Search This Blog

Friday, August 19, 2011

Practice Makes Crazy, Sometimes

In an interview with Dennis Morton on The Poetry Show radio show (scroll to the date 8/14/11), poet Troy Jollimore, in addition to reading many of his singular poems, answered a question about his writing practice with the following comforting admission. Jollimore said that he didn't have a writing practice that worked effectively for a long period of time, that he would find a practice or routine that worked for awhile, and then it would stop working, and he would have to find another.

Furthermore, he reported that he himself had received solace from the visits of poets Jane Hirshfield and James Richardson to the campus where he taught (I think it's Chico State), whose responses to the question of writing practice were that they did not write every day. Even an  award-winning poet like Jollimore found that helpful for his anxieties.

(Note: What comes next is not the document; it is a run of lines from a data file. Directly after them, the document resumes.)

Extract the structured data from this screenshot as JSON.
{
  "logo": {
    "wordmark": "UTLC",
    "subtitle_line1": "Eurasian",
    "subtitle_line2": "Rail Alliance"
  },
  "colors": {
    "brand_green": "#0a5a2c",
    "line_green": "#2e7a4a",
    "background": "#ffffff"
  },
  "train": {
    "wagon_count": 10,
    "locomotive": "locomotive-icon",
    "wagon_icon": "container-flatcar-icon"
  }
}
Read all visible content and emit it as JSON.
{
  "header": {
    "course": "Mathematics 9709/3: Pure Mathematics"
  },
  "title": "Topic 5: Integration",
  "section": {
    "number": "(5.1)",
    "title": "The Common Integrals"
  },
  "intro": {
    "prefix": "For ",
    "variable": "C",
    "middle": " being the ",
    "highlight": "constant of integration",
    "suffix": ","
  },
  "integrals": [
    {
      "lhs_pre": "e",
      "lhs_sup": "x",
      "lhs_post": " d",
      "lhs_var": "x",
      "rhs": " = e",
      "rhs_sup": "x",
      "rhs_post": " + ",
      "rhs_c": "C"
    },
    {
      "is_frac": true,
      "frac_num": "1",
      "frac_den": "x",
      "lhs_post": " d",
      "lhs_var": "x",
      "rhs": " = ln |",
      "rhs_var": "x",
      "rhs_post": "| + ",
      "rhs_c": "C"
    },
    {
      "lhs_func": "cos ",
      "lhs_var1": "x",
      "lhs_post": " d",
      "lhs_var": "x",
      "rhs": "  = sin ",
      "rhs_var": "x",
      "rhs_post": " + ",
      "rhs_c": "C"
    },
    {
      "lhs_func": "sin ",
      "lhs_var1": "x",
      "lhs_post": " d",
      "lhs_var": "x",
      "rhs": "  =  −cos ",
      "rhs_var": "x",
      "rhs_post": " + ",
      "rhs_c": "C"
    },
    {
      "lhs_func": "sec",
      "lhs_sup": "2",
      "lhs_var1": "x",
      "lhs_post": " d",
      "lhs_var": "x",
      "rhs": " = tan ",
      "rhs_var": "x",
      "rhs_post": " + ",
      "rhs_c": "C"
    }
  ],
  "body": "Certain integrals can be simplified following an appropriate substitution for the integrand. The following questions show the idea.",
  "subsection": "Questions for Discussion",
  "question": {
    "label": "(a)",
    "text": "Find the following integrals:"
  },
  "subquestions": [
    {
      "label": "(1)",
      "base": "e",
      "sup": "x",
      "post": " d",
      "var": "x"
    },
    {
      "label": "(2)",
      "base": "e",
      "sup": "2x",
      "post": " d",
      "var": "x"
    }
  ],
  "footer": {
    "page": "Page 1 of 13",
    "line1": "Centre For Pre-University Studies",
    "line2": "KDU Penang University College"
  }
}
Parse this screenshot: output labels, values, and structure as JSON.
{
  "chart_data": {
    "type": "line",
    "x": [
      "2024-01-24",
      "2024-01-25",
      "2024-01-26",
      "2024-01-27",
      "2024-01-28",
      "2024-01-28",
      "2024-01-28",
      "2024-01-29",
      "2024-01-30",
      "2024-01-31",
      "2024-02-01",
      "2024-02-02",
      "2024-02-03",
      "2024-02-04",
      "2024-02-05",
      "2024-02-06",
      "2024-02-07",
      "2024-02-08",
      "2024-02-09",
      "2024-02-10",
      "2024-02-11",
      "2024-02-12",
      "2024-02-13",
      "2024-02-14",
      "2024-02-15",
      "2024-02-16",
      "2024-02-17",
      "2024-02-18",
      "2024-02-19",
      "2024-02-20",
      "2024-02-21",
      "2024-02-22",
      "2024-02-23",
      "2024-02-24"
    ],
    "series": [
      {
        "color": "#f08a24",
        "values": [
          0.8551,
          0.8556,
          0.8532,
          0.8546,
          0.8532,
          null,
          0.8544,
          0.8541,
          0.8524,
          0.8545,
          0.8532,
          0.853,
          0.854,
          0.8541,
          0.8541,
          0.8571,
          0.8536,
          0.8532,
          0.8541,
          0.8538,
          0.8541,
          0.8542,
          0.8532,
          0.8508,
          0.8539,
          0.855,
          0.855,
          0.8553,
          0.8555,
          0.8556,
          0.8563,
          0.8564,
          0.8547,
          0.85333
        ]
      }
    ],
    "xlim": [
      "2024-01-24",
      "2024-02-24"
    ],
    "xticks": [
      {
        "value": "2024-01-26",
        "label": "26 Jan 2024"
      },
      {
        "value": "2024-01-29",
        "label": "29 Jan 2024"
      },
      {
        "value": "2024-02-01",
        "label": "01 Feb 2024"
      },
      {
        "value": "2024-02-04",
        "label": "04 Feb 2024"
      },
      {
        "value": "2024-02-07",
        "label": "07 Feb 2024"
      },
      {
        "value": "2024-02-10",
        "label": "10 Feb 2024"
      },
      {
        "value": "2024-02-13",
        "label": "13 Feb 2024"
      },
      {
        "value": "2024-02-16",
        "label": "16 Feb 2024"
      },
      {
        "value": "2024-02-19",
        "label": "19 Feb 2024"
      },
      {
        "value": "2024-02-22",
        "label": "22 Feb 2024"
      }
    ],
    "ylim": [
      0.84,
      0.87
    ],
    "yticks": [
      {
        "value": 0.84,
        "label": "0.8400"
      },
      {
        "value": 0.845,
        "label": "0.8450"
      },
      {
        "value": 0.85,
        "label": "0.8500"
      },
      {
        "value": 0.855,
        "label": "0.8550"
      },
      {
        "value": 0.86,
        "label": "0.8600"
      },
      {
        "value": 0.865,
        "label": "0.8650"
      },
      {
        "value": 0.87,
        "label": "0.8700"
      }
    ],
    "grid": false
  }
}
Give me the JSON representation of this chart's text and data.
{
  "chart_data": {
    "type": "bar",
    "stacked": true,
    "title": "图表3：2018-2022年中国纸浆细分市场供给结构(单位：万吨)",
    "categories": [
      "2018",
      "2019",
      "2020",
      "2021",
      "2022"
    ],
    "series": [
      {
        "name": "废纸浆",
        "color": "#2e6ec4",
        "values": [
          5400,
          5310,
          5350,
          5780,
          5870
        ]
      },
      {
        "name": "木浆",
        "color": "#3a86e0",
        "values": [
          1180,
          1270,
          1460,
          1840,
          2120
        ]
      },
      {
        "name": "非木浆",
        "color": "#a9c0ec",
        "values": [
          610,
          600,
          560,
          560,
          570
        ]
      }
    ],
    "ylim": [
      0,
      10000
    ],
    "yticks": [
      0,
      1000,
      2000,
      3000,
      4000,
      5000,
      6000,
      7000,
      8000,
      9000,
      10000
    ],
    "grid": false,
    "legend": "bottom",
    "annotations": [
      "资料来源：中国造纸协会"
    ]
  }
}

I aspire to write daily and to have a  practice taken seriously not only by myself but by those around me, but these things don't happen always, with family and work and everything else going on. It's nice to be in such fine company, to know that others experience anxiety about practice and still prevail.

Enjoy the whole interview and especially Jollimore's generously-natured reading.


Mari said...

Jessica, I'm sure many poets don't write every day. Remember Ocean Vuong's interview you posted here? I think it's important that each of us finds a writing practice that works for *us*! Writing every day might be the way to go for some, not writing every day (and its various permutations) might work better for others. I'm tired of feeling ashamed for not following some prescribed "holy writing practice". Really, it's all so subjective... Thanks for this!

Jessica Goodfellow said...

Mari, I too was thinking about Ocean Vuong when I heard this podcast, and wrote this post. Then I wondered if I was being fair by twice presenting this side of writing practice (the irregular schedule) and not citing people who insist on the daily practice. Oh well. You can't read much about writing without hearing the daily practice theory, so I won't worry about it!